When was the last time you went to a business that had a waiting room and didn't see a vending machine? We walk by vending machines just about every day, so someone is definitely making money in vending machine sales. But we never really think about where these machines came from. That is where your vending machine business comes in. Now that you are clear that there is in fact a market for this product, how do you go about marketing it?
Develop the basis of your vending business marketing plan by listing details about the product and customer. What types of vending machines will you be selling? Will they be used machines, brand new machines or both? Since this is business-to-business (B2B) sales, who are the business owners who you will be targeting? Are you trying to sell to larger companies like Coca Cola or smaller boutique companies who place a few vending machines in various locations?
Do research on other vending machine businesses in your area and online. How do they get the word out about their vending products?
Based on your research and the prospective customer, decide what type of advertising placements you believe would reach potential customers the most effectively for the least possible investment.

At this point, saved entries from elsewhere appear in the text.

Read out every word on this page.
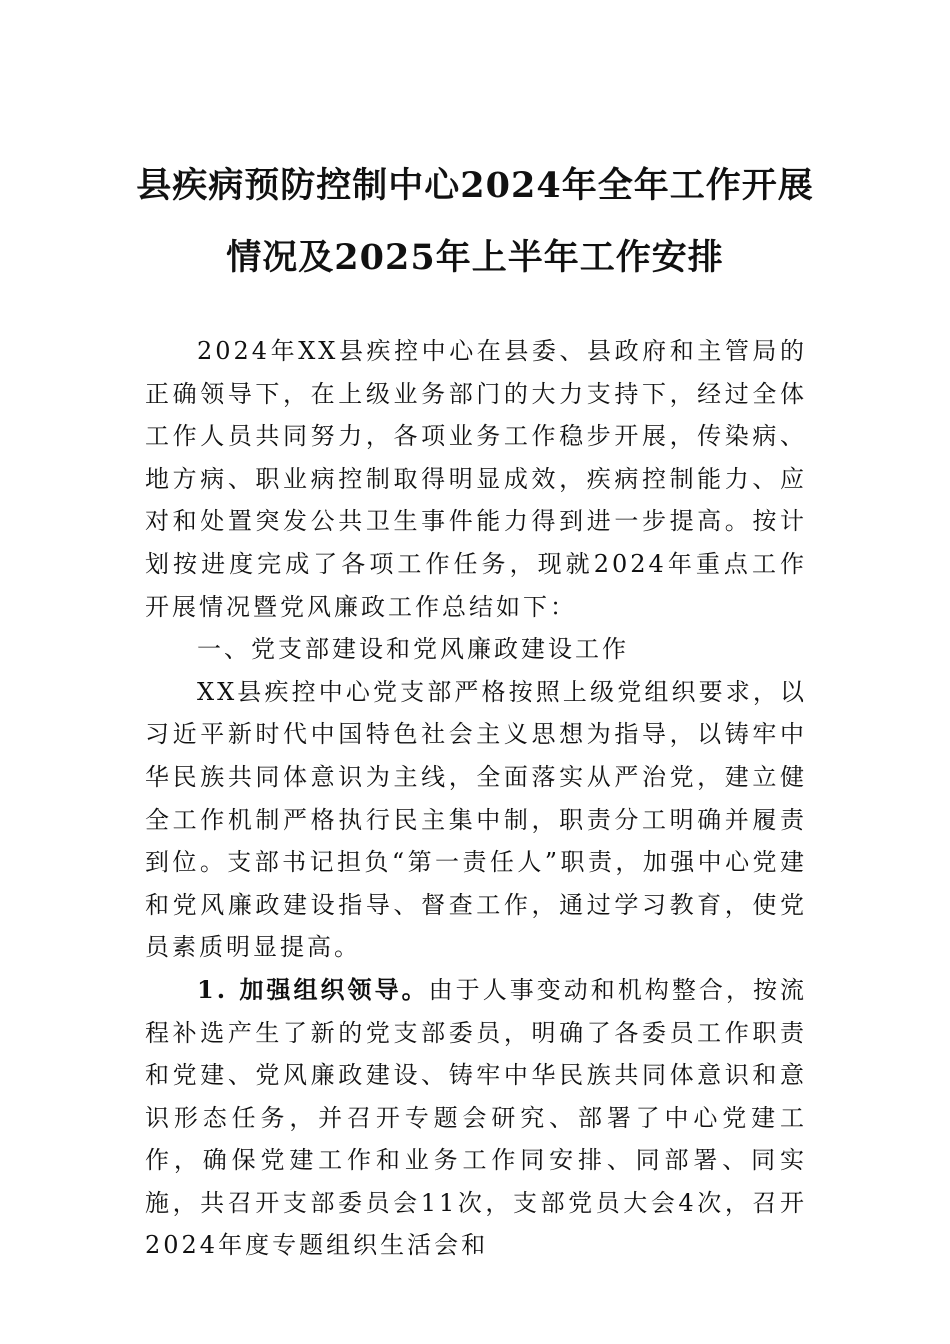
县疾病预防控制中心2024年全年工作开展
情况及2025年上半年工作安排

2024年XX县疾控中心在县委、县政府和主管局的正确领导下，在上级业务部门的大力支持下，经过全体工作人员共同努力，各项业务工作稳步开展，传染病、地方病、职业病控制取得明显成效，疾病控制能力、应对和处置突发公共卫生事件能力得到进一步提高。按计划按进度完成了各项工作任务，现就2024年重点工作开展情况暨党风廉政工作总结如下：

一、党支部建设和党风廉政建设工作

XX县疾控中心党支部严格按照上级党组织要求，以习近平新时代中国特色社会主义思想为指导，以铸牢中华民族共同体意识为主线，全面落实从严治党，建立健全工作机制严格执行民主集中制，职责分工明确并履责到位。支部书记担负“第一责任人”职责，加强中心党建和党风廉政建设指导、督查工作，通过学习教育，使党员素质明显提高。

1. 加强组织领导。由于人事变动和机构整合，按流程补选产生了新的党支部委员，明确了各委员工作职责和党建、党风廉政建设、铸牢中华民族共同体意识和意识形态任务，并召开专题会研究、部署了中心党建工作，确保党建工作和业务工作同安排、同部署、同实施，共召开支部委员会11次，支部党员大会4次，召开2024年度专题组织生活会和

Take plenty of pictures of your stock of vending machines or get pictures of the products you intend to sell from the manufacturers.
Hire a print layout designer to develop a brochure that describes and touts your business. Add plenty of pictures.
Hire a web designer to set up a basic Website for your vending machine business.
Have your graphics designer produce business cards printed related to your business.
Place advertisements based on your marketing plan. Be sure this includes advertisements in industry publications that vending business owners receive on a regular basis and online text ads targeted for the highly specific keywords that vending machine owners would look up (e.g. discount vending machines or used vending equipment).
Attend vending machine business networking events. Pass out your business cards and brochures.
Write a press release concerning your vending machine business with a newsworthy twist that will attract the attention of your potential customers without being overly promotional (e.g. "Vending Veteran Introduces Revolutionary New Machine That Saves Time").
When you receive inquiries from customers, ask for their address so that you can send them a brochure and business card. They need something in hand to keep your business in mind.
Don't put prices on the brochures unless they are amazingly low compared to what is on the market currently. If you are not good at selling and networking, hire to someone to do it for you.
Don't spend a lot of money advertising to the general public; hone in on vending business owners. Many companies think they can convince everyday people to start vending businesses and then convince these new people to buy their products, but that is not a good business strategy. Pick people who are experienced in the business as your target market.